Oui, surtout lorsqu’elles deviennent, pour ceux qui les utilisent, un moyen de gérer certaines difficultés et/ou expériences émotionnelles. Comme je l’ai dit, lorsque la personne pense avoir besoin de quelque chose (ou de quelqu’un) pour atteindre un objectif qu’autrement, de façon indépendante, elle n’atteindrait pas, c’est là qu’une forme d’addiction peut s’insinuer. Il a été observé que certaines personnes faisant un usage excessif et/ou compulsif du réseau et des réseaux sociaux développent des symptômes communs à différentes formes d’addiction comportementale.

De plus en plus de personnes ressentent le besoin de se « détoxifier » des réseaux sociaux, à quoi servent ces périodes de repos ?

Encore une fois, ce qui détermine le résultat, positif ou non, c’est le processus de prise de décision. Si je choisis de faire une pause et que je connais les raisons qui motivent mon choix ainsi que les objectifs que je veux atteindre, cela peut être utile. Les modèles liés au traitement de la dépendance à Internet n’indiquent pas que l’abstinence totale est une intervention potentiellement efficace. Une intervention de ce type serait impensable aujourd’hui.

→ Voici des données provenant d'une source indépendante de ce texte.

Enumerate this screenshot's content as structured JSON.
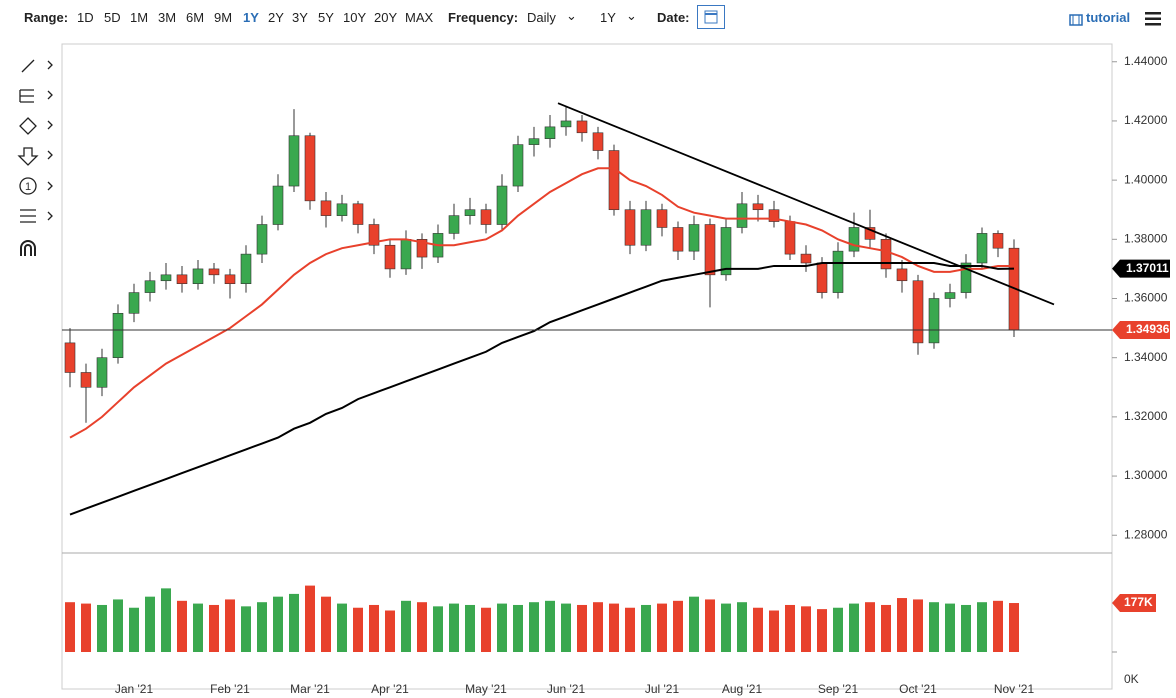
{
  "toolbar": {
    "range_label": "Range:",
    "ranges": [
      "1D",
      "5D",
      "1M",
      "3M",
      "6M",
      "9M",
      "1Y",
      "2Y",
      "3Y",
      "5Y",
      "10Y",
      "20Y",
      "MAX"
    ],
    "active_range": "1Y",
    "frequency_label": "Frequency:",
    "frequency": "Daily",
    "period": "1Y",
    "date_label": "Date:",
    "tutorial": "tutorial"
  },
  "chart_data": {
    "type": "candlestick",
    "categories": [
      null,
      null,
      null,
      null,
      "Jan '21",
      null,
      null,
      null,
      null,
      null,
      "Feb '21",
      null,
      null,
      null,
      null,
      "Mar '21",
      null,
      null,
      null,
      null,
      "Apr '21",
      null,
      null,
      null,
      null,
      null,
      "May '21",
      null,
      null,
      null,
      null,
      "Jun '21",
      null,
      null,
      null,
      null,
      null,
      "Jul '21",
      null,
      null,
      null,
      null,
      "Aug '21",
      null,
      null,
      null,
      null,
      null,
      "Sep '21",
      null,
      null,
      null,
      null,
      "Oct '21",
      null,
      null,
      null,
      null,
      null,
      "Nov '21"
    ],
    "open": [
      1.345,
      1.335,
      1.33,
      1.34,
      1.355,
      1.362,
      1.366,
      1.368,
      1.365,
      1.37,
      1.368,
      1.365,
      1.375,
      1.385,
      1.398,
      1.415,
      1.393,
      1.388,
      1.392,
      1.385,
      1.378,
      1.37,
      1.38,
      1.374,
      1.382,
      1.388,
      1.39,
      1.385,
      1.398,
      1.412,
      1.414,
      1.418,
      1.42,
      1.416,
      1.41,
      1.39,
      1.378,
      1.39,
      1.384,
      1.376,
      1.385,
      1.368,
      1.384,
      1.392,
      1.39,
      1.386,
      1.375,
      1.372,
      1.362,
      1.376,
      1.384,
      1.38,
      1.37,
      1.366,
      1.345,
      1.36,
      1.362,
      1.372,
      1.382,
      1.377
    ],
    "high": [
      1.35,
      1.338,
      1.343,
      1.358,
      1.365,
      1.369,
      1.372,
      1.371,
      1.373,
      1.372,
      1.37,
      1.378,
      1.388,
      1.402,
      1.424,
      1.416,
      1.396,
      1.395,
      1.393,
      1.387,
      1.38,
      1.383,
      1.382,
      1.385,
      1.392,
      1.394,
      1.392,
      1.402,
      1.415,
      1.418,
      1.422,
      1.425,
      1.422,
      1.418,
      1.412,
      1.393,
      1.393,
      1.392,
      1.386,
      1.388,
      1.387,
      1.387,
      1.396,
      1.395,
      1.393,
      1.388,
      1.378,
      1.374,
      1.379,
      1.389,
      1.39,
      1.382,
      1.373,
      1.368,
      1.362,
      1.365,
      1.375,
      1.384,
      1.383,
      1.38
    ],
    "low": [
      1.33,
      1.318,
      1.327,
      1.338,
      1.352,
      1.359,
      1.363,
      1.362,
      1.363,
      1.365,
      1.36,
      1.362,
      1.372,
      1.383,
      1.396,
      1.39,
      1.384,
      1.386,
      1.382,
      1.375,
      1.367,
      1.368,
      1.37,
      1.372,
      1.38,
      1.385,
      1.382,
      1.383,
      1.396,
      1.408,
      1.411,
      1.415,
      1.413,
      1.407,
      1.388,
      1.375,
      1.376,
      1.381,
      1.373,
      1.373,
      1.357,
      1.366,
      1.382,
      1.386,
      1.384,
      1.373,
      1.369,
      1.36,
      1.36,
      1.374,
      1.377,
      1.367,
      1.362,
      1.341,
      1.343,
      1.357,
      1.36,
      1.37,
      1.374,
      1.347
    ],
    "close": [
      1.335,
      1.33,
      1.34,
      1.355,
      1.362,
      1.366,
      1.368,
      1.365,
      1.37,
      1.368,
      1.365,
      1.375,
      1.385,
      1.398,
      1.415,
      1.393,
      1.388,
      1.392,
      1.385,
      1.378,
      1.37,
      1.38,
      1.374,
      1.382,
      1.388,
      1.39,
      1.385,
      1.398,
      1.412,
      1.414,
      1.418,
      1.42,
      1.416,
      1.41,
      1.39,
      1.378,
      1.39,
      1.384,
      1.376,
      1.385,
      1.368,
      1.384,
      1.392,
      1.39,
      1.386,
      1.375,
      1.372,
      1.362,
      1.376,
      1.384,
      1.38,
      1.37,
      1.366,
      1.345,
      1.36,
      1.362,
      1.372,
      1.382,
      1.377,
      1.34936
    ],
    "up_color": "#3aa84f",
    "down_color": "#e8412c",
    "moving_averages": [
      {
        "color": "#e8412c",
        "values": [
          1.313,
          1.316,
          1.32,
          1.325,
          1.33,
          1.334,
          1.338,
          1.341,
          1.344,
          1.347,
          1.35,
          1.354,
          1.358,
          1.363,
          1.368,
          1.372,
          1.375,
          1.377,
          1.378,
          1.379,
          1.38,
          1.38,
          1.379,
          1.378,
          1.378,
          1.379,
          1.38,
          1.383,
          1.388,
          1.392,
          1.396,
          1.399,
          1.402,
          1.404,
          1.404,
          1.4,
          1.398,
          1.395,
          1.391,
          1.389,
          1.388,
          1.387,
          1.387,
          1.387,
          1.387,
          1.386,
          1.385,
          1.383,
          1.38,
          1.378,
          1.377,
          1.376,
          1.374,
          1.371,
          1.369,
          1.369,
          1.37,
          1.37,
          1.371,
          1.371
        ]
      },
      {
        "color": "#000000",
        "values": [
          1.287,
          1.289,
          1.291,
          1.293,
          1.295,
          1.297,
          1.299,
          1.301,
          1.303,
          1.305,
          1.307,
          1.309,
          1.311,
          1.313,
          1.316,
          1.318,
          1.321,
          1.323,
          1.326,
          1.328,
          1.33,
          1.332,
          1.334,
          1.336,
          1.338,
          1.34,
          1.342,
          1.345,
          1.347,
          1.349,
          1.352,
          1.354,
          1.356,
          1.358,
          1.36,
          1.362,
          1.364,
          1.366,
          1.367,
          1.368,
          1.369,
          1.37,
          1.37,
          1.37,
          1.371,
          1.371,
          1.371,
          1.372,
          1.372,
          1.372,
          1.372,
          1.372,
          1.372,
          1.372,
          1.372,
          1.371,
          1.371,
          1.371,
          1.37,
          1.37011
        ]
      }
    ],
    "trendline": {
      "from": [
        30.5,
        1.426
      ],
      "to": [
        61.5,
        1.358
      ],
      "color": "#000000"
    },
    "ylim": [
      1.274,
      1.446
    ],
    "yticks": [
      {
        "value": 1.44,
        "label": "1.44000"
      },
      {
        "value": 1.42,
        "label": "1.42000"
      },
      {
        "value": 1.4,
        "label": "1.40000"
      },
      {
        "value": 1.38,
        "label": "1.38000"
      },
      {
        "value": 1.36,
        "label": "1.36000"
      },
      {
        "value": 1.34,
        "label": "1.34000"
      },
      {
        "value": 1.32,
        "label": "1.32000"
      },
      {
        "value": 1.3,
        "label": "1.30000"
      },
      {
        "value": 1.28,
        "label": "1.28000"
      }
    ],
    "volume": {
      "values": [
        180,
        175,
        170,
        190,
        160,
        200,
        230,
        185,
        175,
        170,
        190,
        165,
        180,
        200,
        210,
        240,
        200,
        175,
        160,
        170,
        150,
        185,
        180,
        165,
        175,
        170,
        160,
        175,
        170,
        180,
        185,
        175,
        170,
        180,
        175,
        160,
        170,
        175,
        185,
        200,
        190,
        175,
        180,
        160,
        150,
        170,
        165,
        155,
        160,
        175,
        180,
        170,
        195,
        190,
        180,
        175,
        170,
        180,
        185,
        177
      ],
      "last_label": "177K",
      "ylim": [
        0,
        300
      ],
      "yticks": [
        {
          "value": 0,
          "label": "0K"
        }
      ]
    }
  }
}
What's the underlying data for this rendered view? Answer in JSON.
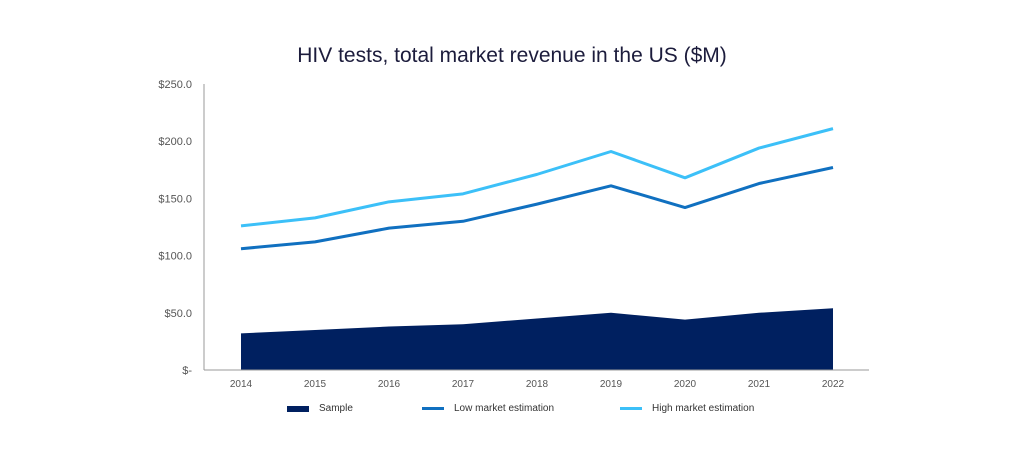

De nombreux psychologues et psychothérapeutes utilisent souvent les réseaux sociaux de manière peu orthodoxe (je pense aux vidéos sur TikTok utilisées pour raconter des pathologies même graves), êtes-vous d’accord avec ce type d’approche des réseaux sociaux ?

Nous sommes un peu en retard sur la réglementation de la divulgation sociale. Les codes de déontologie, et je parle ici de toutes les professions qui exigent leur respect, ne mentionnent pas encore les bonnes pratiques à suivre dans l’utilisation des réseaux sociaux. Certes, il est possible d’appliquer les règles existantes à l’utilisation des réseaux sociaux à des fins professionnelles, mais la libre interprétation brouille parfois et, dans le pire des cas, justifie des comportements inacceptables.

La diffusion est un outil de connaissance visant à acquérir une connaissance plus grande et plus utile et, à ce titre, doit être méticuleusement traitée. Permettez-moi de vous donner un exemple : l’exploitabilité des informations relatives au diagnostic d’un trouble mental, si d’une part cela stimule une plus grande connaissance, d’autre part cela risque de faire retrouver aux gens des informations partielles, peu précises sans le savoir que faire avec. . Je considère que la divulgation de la santé mentale fait partie du processus de prévention et nous sommes formés pour faire de la prévention. La prévention est déjà une intervention et, pour cette raison, ce serait une grave erreur de penser à le faire en improvisant.

Vous êtes très actif sur Twitter et Instagram et n’avez pas peur de vous exposer ou de raconter votre vie privée, comment vos patients vivent-ils ce choix ?

Mes profils Twitter et Instagram ne sont pas des pages professionnelles. Je trouve important que les professionnels ne se privent pas de la possibilité d’utiliser librement les médias sociaux, fût-ce pour la protection des personnes et de la profession dans son ensemble, lorsqu’ils véhiculent des contenus en rapport avec leurs compétences. Quant à moi, il est tout aussi important que mes patients sachent que derrière le professionnel il y a d’abord et avant tout une personne. Je reconnais que j’ai une responsabilité, mais la gestion du « cadre » aujourd’hui concerne aussi cet aspect. Je trouve correct de m’adapter à l’époque, notamment par rapport aux besoins des nouvelles générations.